There are at least two things that you can do when attempting to reverse engineer a piece of software. The first one (not legal in several countries) is to decompile the code: take a debugger or decompiler and check what instructions are executed. The second one (legal in most countries) is the "blackbox" approach: consider the software as something that produces some output(s) depending on its input(s), and try to guess what is inside.
This second approach is the "real" reverse engineering. By carefully crafting some inputs and observing the outputs, you can often draw some conclusions about how the software behaves. With some patience and a lot of trial and error on simple inputs, you can find some patterns in the software: stuff that does not change, stuff that changes depending only on one of the inputs, and so on.
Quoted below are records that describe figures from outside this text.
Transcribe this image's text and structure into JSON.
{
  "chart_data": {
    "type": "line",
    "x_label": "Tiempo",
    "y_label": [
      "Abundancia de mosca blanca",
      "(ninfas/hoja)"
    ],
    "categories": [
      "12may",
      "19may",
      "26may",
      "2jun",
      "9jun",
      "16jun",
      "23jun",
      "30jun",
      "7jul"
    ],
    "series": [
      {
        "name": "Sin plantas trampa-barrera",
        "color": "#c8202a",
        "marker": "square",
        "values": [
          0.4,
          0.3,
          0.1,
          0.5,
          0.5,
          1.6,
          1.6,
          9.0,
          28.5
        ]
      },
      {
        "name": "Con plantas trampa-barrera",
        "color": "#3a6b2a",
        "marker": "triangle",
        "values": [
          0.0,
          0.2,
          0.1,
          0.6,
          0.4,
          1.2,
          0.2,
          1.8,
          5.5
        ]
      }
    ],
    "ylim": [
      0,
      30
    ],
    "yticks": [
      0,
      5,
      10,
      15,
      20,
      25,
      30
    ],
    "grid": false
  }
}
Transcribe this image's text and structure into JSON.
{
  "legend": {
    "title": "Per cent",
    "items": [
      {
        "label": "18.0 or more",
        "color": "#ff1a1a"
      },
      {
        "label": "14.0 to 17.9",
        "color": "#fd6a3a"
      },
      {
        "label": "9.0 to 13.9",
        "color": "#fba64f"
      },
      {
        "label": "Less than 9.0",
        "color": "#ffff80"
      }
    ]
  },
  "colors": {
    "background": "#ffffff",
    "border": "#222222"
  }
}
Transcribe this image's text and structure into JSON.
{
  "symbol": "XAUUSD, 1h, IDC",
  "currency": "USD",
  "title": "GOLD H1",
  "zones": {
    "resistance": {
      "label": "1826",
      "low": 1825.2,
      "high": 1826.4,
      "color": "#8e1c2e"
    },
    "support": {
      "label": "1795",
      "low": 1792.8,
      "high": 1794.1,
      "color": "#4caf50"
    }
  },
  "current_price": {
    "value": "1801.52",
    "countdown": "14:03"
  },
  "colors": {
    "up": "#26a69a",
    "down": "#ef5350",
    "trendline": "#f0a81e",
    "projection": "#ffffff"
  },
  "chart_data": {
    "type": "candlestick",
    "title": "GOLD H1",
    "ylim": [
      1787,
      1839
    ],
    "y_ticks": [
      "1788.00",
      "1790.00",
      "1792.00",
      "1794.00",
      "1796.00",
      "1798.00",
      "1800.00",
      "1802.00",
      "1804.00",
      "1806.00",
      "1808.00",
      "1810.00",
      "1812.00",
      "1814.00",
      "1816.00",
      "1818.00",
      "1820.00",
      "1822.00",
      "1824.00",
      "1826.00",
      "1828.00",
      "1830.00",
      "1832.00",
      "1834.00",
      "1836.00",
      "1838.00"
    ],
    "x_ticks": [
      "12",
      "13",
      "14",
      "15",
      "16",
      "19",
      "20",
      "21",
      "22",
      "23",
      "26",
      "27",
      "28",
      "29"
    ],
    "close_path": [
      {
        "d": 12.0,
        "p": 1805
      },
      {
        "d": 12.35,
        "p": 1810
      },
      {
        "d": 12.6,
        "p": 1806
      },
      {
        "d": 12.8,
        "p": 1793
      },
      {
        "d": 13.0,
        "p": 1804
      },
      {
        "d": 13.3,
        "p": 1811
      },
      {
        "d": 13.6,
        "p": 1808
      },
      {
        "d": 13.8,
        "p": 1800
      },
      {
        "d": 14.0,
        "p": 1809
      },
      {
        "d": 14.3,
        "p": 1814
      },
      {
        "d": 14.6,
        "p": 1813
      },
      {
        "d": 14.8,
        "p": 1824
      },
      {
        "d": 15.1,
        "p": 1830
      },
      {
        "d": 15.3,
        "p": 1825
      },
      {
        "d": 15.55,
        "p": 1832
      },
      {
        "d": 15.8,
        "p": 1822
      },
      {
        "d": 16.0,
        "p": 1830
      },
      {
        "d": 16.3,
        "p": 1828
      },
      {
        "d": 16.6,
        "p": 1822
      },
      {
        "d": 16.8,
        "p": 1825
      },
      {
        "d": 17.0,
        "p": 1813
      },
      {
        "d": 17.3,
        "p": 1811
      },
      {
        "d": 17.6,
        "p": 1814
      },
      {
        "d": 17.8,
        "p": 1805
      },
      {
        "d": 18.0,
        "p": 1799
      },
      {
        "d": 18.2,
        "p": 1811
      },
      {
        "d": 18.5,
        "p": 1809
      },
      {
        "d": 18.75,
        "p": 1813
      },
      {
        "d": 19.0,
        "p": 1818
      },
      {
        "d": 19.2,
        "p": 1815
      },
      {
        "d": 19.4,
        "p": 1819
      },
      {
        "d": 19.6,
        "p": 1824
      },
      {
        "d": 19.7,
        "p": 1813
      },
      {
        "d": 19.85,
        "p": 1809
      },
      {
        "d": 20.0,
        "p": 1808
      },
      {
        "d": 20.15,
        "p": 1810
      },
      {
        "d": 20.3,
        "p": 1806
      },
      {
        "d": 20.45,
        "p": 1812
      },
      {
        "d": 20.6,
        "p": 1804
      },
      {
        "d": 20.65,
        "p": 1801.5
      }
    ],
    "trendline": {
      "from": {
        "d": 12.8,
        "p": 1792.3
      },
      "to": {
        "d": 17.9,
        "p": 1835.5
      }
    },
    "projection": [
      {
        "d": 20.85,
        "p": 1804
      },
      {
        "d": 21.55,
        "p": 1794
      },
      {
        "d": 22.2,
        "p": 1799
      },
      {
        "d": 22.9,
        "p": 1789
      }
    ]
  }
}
In the good old days (well, five years ago), I was the author of DEU (Doom Editing Utilties), the first program that was able to create new levels for Doom. I also contributed to Matt Fell's Unofficial Doom Specs and Olivier Montannuy's Unofficial Quake Specs, the documents that describe the WAD and PAK file formats and other internal details about Doom and Quake. Almost everything in the Unofficial Doom Specs was gathered by reverse-engineering. It was only later (with the release of Doom II) that id Software released some information to the community, presumably after they saw that editing Doom levels was a very popular activity. I am grateful for id Software's support of the editing community in their later games, but the first informations about Doom had to be found the hard way.
Most of my efforts in decoding Doom's WAD file format (and later Quake's PAK file format) involved an hex editor for viewing and editing the raw files, and custom tools that I built along the way for making editing easier (or tools that I received from other people, like DEU 3.0 from Brendon Wyber). A key thing is also to share as much information as possible with other people who are progressing on the same front because you often get more in return than what you found by yourself. For WAD files, it was easy to find that the file was organized a bit like a tar archive: a header, a directory containing names of objects and offsets within the file, and the data for the objects. Then the trial and error starts: try to guess what an object might be, modify a few bytes, run the game and see what happens. If your changes produced something useful, write it down and share the info with others. If the game crashed, try again. Repeat until you have understood everything.
Sometimes, you will find data structures that you do not understand. That was the case for Doom's NODES, SEGS and SSECTORS data. If you share enough information with others, maybe someone will have an idea and find that the data structures are related to something that they know. This is exactly what happened for Doom: Alistair Brown and a group of students from Bradford suggested that the unknown data might be a BSP tree. After reading some papers on that topic (I didn't know anything about BSP trees), I was able to implement a first BSP builder in DEU. And then it became possible to create brand new levels for Doom, instead of only changing the textures and location of the monsters as we did in the first few months. Releasing the source code for the tools has probably helped a lot. Other people were able to create their own tools based on that, and then the next reverse-engineering steps became much easier when the other games based on the same engine were released (Doom II, Heretic, Hexen, Strife,...)
Ah well... The good old times... Sigh!